Who Old Are You?
This data visualization from informationisbeautiful.net takes in your date of birth and compares you to many, many other people and events in life using a dotplot. Each of the colors represents a type of event, usually corresponding to a certain person, while the black dot represents where you are on the visualization. For example, my age is 18, and right behind my dot is Frida Kahlo’s beginning of painting. The dots are placed along a vertical and horizontal axis, where the vertical represents the amount of people at that approximate age while the horizontal represents that age at which a certain event or associate person is placed. What I can see here is that I am right at the cusp of where many famous individuals had their start. What I find most interesting about this data visualization is that I can really see that most people had their start at an older age at me, which is somewhat reassuring as my peers and friends, along with myself, feel that they need to “catch up” with others at various competitive values, such as academics, career, sport, etc. I also like that despite the large amount of dots, it’s still very readable and shows a clear pattern.
Hot Days
This data visualization from flowingdata.com takes your hometown and birth year to output a series of line graphs that show the number of days on average per year where the temperature exceeded 90 degrees Fahrenheit. There are two axis: the vertical represents the numbers of days on average per year that were hot, and the horizontal represents each year that has passed (and to be passed). For example, I used my birth year (2000) and my birth town (Duluth, GA) and found that it was relatively hot that year, which made sense seeing as it’s Georgia. Then, the data visualization showed me that today, it would be an average of 42 hot days a year, which is an 8 day increase from the previous graph. The final graph shows a prediction for the next 60 years, which shows a significant increase in hot days per year and includes an approximate range since the statistics are predictions that cannot be pinpoint accurate. This data visualizations purpose is to show the trend of increasingly warmer and warmer summers due to climate change. I find it interesting that they used data like birth year and hometown because it’s more personal, so it’ll have more of an impact to those who are viewing the graphs.
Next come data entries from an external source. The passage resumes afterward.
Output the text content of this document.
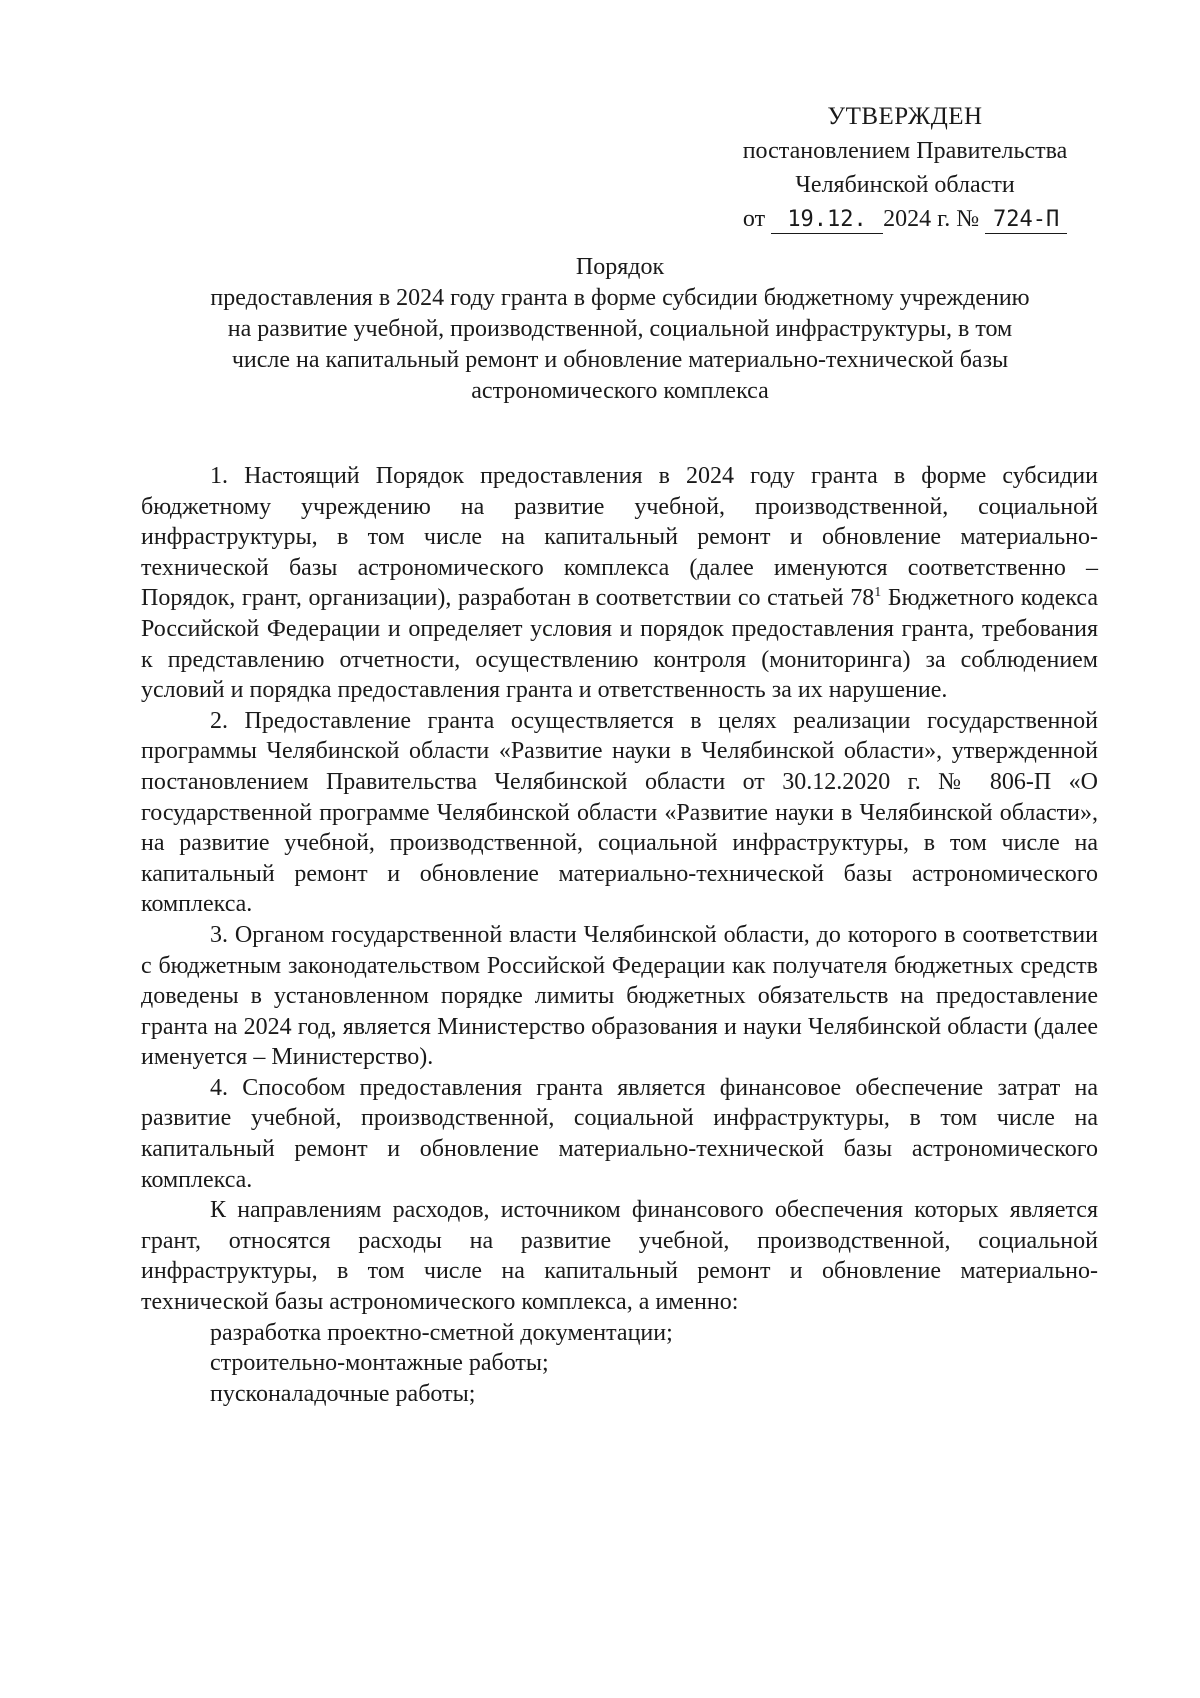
УТВЕРЖДЕН
постановлением Правительства
Челябинской области
от 19.12. 2024 г. № 724-П
Порядок
предоставления в 2024 году гранта в форме субсидии бюджетному учреждению
на развитие учебной, производственной, социальной инфраструктуры, в том
числе на капитальный ремонт и обновление материально-технической базы
астрономического комплекса

1. Настоящий Порядок предоставления в 2024 году гранта в форме субсидии бюджетному учреждению на развитие учебной, производственной, социальной инфраструктуры, в том числе на капитальный ремонт и обновление материально-технической базы астрономического комплекса (далее именуются соответственно – Порядок, грант, организации), разработан в соответствии со статьей $78^1$ Бюджетного кодекса Российской Федерации и определяет условия и порядок предоставления гранта, требования к представлению отчетности, осуществлению контроля (мониторинга) за соблюдением условий и порядка предоставления гранта и ответственность за их нарушение.

2. Предоставление гранта осуществляется в целях реализации государственной программы Челябинской области «Развитие науки в Челябинской области», утвержденной постановлением Правительства Челябинской области от 30.12.2020 г. № 806-П «О государственной программе Челябинской области «Развитие науки в Челябинской области», на развитие учебной, производственной, социальной инфраструктуры, в том числе на капитальный ремонт и обновление материально-технической базы астрономического комплекса.

3. Органом государственной власти Челябинской области, до которого в соответствии с бюджетным законодательством Российской Федерации как получателя бюджетных средств доведены в установленном порядке лимиты бюджетных обязательств на предоставление гранта на 2024 год, является Министерство образования и науки Челябинской области (далее именуется – Министерство).

4. Способом предоставления гранта является финансовое обеспечение затрат на развитие учебной, производственной, социальной инфраструктуры, в том числе на капитальный ремонт и обновление материально-технической базы астрономического комплекса.

К направлениям расходов, источником финансового обеспечения которых является грант, относятся расходы на развитие учебной, производственной, социальной инфраструктуры, в том числе на капитальный ремонт и обновление материально-технической базы астрономического комплекса, а именно:

разработка проектно-сметной документации;
строительно-монтажные работы;
пусконаладочные работы;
For your first data visualization I find it very interesting however I was very confused because I can not access it. But from what you have said I can make a connection in the sense of that at my age now, many famous people had their start to fame. I also like how you stated that many people started their road to fame at an older age, it IS very reassuring to me that I could still be very successful at a younger and older age. Everyone succeeds differently and at their own pace, but everything turns out well in the end however, sometimes everyone needs a little competition or push to keep going.
From your second data visualization I can connect with you because I was born in 2000 as well but here in the central part of Washington state, however it was very hot that day because it was still summer. I also observed the data for the next 60 years and it is a little frightening seeing how much hotter it can get over the years (maybe because of global warming?). Other than that, I really like how you explained your observation of the data and gave your opinion at the end. Getting to add your year and hometown does make it more personal!
I found this other data visualization that may connect with the two you have! Either or.
https://www.usclimatedata.com/
I’ve chosen to observe data that pertains to how accurate weather reports actually are. These observations were very accurate ultimately they’ve shown that weather reports are more accurate when it is predicted 4 days ahead which is very shocking given you would think that when the more far fetched a weather report is the least accurate it would be but it turns out it is actually the opposite. This is how i interpreted this data ultimately this chart is not very clear. I say this because the data is harder to process. If this was a much simpler visualization it would be easier to understand. The color code helps none because there are mini sub charts in one bigger chart the only thing that is understandable is the amount of days shown on the chart for the amount of days weather is measured ahead of time. With that I would say this chart is not very helpful. If it was to be put to use it would be useful for a weather reporter or maybe an opposing weather network because of the way it shows data from different weather reports in comparison. This chart can be used to improve the accuracy of weather predictions if need be. In a more easily interpreted format.